Sunday, December 7, 2025

MEME Concert Day

 

Wanees Zarour and Firas Zreik

This afternoon, early evening, the Middle Eastern Music Ensemble of the University of Chicago (MEME) is giving the first concert of the 2025-26: A Salute to Ziad Rahbani.  We are featuring nine of his compositions.  We have a guest artist with us, the gifted kanun player, Firas Zreik.  Our vocalists are Karl El Sokhn and Sham Abyad.

We have worked hard for this concert to master the difficult pieces selected by our director Wanees Zarour.  The lines each instrumental group must play are a wee bit challenging but simply require practice.  The difficulty lies in bringing it all together and playing precisely with everyone hitting their marks to fully bring to life the jazzy fusion pieces as Rahbani composed them.  I do believe after seven weekly practices and a dress rehearsal, we are ready.

MEME has really evolved since I first heard the orchestra in a concert I attended in 2008 and even more so since I joined them in 2014.   For the concert today, there will be 85 of us on stage:  50 musicians and a choir of 35.  That is about two or three times the size of the ensemble when I first joined it. 

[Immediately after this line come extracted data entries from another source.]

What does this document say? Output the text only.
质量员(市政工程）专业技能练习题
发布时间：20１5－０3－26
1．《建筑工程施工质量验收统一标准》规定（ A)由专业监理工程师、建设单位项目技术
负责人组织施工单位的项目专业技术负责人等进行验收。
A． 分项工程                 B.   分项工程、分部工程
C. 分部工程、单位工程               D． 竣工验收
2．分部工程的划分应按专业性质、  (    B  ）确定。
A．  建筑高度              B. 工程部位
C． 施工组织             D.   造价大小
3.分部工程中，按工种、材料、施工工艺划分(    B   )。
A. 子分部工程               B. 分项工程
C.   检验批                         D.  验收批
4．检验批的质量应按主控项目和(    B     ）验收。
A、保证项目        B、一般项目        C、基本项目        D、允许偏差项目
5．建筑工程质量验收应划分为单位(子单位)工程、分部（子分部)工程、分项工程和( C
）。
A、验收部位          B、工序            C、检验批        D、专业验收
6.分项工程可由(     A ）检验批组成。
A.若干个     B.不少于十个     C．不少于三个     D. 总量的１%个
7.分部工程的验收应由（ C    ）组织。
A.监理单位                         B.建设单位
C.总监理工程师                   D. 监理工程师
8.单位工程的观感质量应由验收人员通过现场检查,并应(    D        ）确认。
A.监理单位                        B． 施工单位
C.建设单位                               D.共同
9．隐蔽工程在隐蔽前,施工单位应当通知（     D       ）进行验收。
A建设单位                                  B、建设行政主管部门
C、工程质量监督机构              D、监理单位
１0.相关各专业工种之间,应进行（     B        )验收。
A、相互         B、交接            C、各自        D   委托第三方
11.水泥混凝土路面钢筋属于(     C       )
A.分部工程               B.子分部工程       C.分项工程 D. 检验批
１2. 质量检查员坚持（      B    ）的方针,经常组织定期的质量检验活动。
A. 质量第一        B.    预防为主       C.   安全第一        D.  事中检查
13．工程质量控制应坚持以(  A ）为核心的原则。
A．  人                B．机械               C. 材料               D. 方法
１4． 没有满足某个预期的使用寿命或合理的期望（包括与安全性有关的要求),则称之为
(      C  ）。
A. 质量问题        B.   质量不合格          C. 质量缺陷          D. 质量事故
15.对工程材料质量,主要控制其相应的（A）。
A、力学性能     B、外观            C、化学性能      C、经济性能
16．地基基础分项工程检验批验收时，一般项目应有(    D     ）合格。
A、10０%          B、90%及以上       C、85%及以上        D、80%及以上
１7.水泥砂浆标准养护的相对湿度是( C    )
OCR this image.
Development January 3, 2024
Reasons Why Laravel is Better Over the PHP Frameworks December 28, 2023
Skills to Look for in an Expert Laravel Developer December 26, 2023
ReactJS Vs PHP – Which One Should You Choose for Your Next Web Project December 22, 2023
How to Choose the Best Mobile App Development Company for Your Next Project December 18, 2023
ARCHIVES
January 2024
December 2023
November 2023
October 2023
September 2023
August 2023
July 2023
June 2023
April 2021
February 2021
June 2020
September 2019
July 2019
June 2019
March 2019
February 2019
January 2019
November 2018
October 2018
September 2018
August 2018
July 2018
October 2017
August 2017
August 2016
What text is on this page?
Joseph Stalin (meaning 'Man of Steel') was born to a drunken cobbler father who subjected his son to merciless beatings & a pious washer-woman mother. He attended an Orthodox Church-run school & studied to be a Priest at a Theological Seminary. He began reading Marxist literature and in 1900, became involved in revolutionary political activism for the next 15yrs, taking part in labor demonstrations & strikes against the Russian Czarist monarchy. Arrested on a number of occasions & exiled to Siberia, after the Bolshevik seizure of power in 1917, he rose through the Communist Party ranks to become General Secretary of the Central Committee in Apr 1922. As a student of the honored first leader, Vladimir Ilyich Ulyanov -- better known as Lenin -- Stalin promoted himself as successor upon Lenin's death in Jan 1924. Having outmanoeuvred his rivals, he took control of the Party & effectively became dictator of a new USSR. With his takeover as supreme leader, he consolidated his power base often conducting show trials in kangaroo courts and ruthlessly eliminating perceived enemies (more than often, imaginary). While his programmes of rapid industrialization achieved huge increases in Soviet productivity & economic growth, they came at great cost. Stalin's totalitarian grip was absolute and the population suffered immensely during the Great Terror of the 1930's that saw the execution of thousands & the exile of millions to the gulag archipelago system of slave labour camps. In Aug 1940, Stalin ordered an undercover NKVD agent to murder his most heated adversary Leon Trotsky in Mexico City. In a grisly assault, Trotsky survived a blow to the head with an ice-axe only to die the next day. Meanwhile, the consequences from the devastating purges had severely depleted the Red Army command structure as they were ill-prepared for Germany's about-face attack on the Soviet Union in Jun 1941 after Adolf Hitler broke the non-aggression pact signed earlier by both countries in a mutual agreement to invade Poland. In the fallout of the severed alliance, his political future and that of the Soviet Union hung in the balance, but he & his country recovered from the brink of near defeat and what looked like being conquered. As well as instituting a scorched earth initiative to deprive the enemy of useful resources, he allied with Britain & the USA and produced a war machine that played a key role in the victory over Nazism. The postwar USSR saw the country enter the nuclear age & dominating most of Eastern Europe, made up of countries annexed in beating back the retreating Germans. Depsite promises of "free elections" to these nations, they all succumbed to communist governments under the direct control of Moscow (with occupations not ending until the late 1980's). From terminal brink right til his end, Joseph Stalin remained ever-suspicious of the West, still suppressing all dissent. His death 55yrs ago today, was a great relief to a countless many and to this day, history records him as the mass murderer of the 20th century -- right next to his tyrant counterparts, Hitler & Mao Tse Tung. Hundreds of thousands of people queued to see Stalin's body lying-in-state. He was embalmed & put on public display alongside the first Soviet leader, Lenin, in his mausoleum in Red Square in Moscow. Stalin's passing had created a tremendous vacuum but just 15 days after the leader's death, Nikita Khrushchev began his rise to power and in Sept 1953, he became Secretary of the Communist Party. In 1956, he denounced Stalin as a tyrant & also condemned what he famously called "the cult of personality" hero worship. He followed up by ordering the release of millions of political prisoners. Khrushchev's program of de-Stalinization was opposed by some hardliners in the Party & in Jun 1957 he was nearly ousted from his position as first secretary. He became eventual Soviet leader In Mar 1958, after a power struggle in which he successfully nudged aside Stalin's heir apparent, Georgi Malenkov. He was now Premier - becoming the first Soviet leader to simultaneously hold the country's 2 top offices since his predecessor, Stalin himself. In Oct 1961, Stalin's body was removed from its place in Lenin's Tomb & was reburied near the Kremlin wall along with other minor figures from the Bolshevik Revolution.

While the growth of the ensemble is impressive, the musicianship is probably at the highest level as well.  The new musicians that join MEME are simply more talented and experienced.  This is exemplified by the quality of our ‘first reads’ which is basically the first time we play a piece at a practice.  When I first joined, our first reads basically indicated how much we would need to practice the piece before it was performance ready.  Now, I am amazed at how much better our first reads are.  For simpler pieces, our first reads are practically concert ready.  For more challenging pieces, our first reads are much closer to being concert ready than we once were. 

More and more at practices, I will hear something truly impressive enough from somewhere in the ensemble that I turn my head to look.  I find myself marveling at a bass run from Cee Mikhail, a beautifully executed enhancement from our cellos, percussion, or woodwind sections.  Our ney player, Pan Fayang, is amazing.  When Ronnie Malley plays a taksim, it is brilliant. if it is in nahawand, it is steller.  More recently, we have added a brass section which is not typical in Middle Eastern music.  But, dang, they are good and give Maestro Wanees another wonderful color on his arrangement pallet.  I have seen folks improve dramatically as they join us and want to play Middle Eastern instruments.  The growth of our choir is equally impressive and is invaluable in all of the genres we tackle, especially for classical Arab and Turkish music.

People come and go in our ensemble.  Whether students or community members, people in MEME come and go… and some come back again.  This is only natural.  Students come to the university and graduate.  Community members move to and away from Chicago.  Members have to drop out due to work or family circumstances.  Yet, the trajectory of growth in numbers and musicality continues.  It is a testimony to Wanees and the culture he has created and which we all buy into and actively support.

The MEME concerts have the best attendance for events in the Department of Music at the University of Chicago.  We regularly fill the 400 seat auditorium at the Reva and David Logan Center for the Performing Arts.  We anticipate the same for tonight’s concert and… we will rock the house.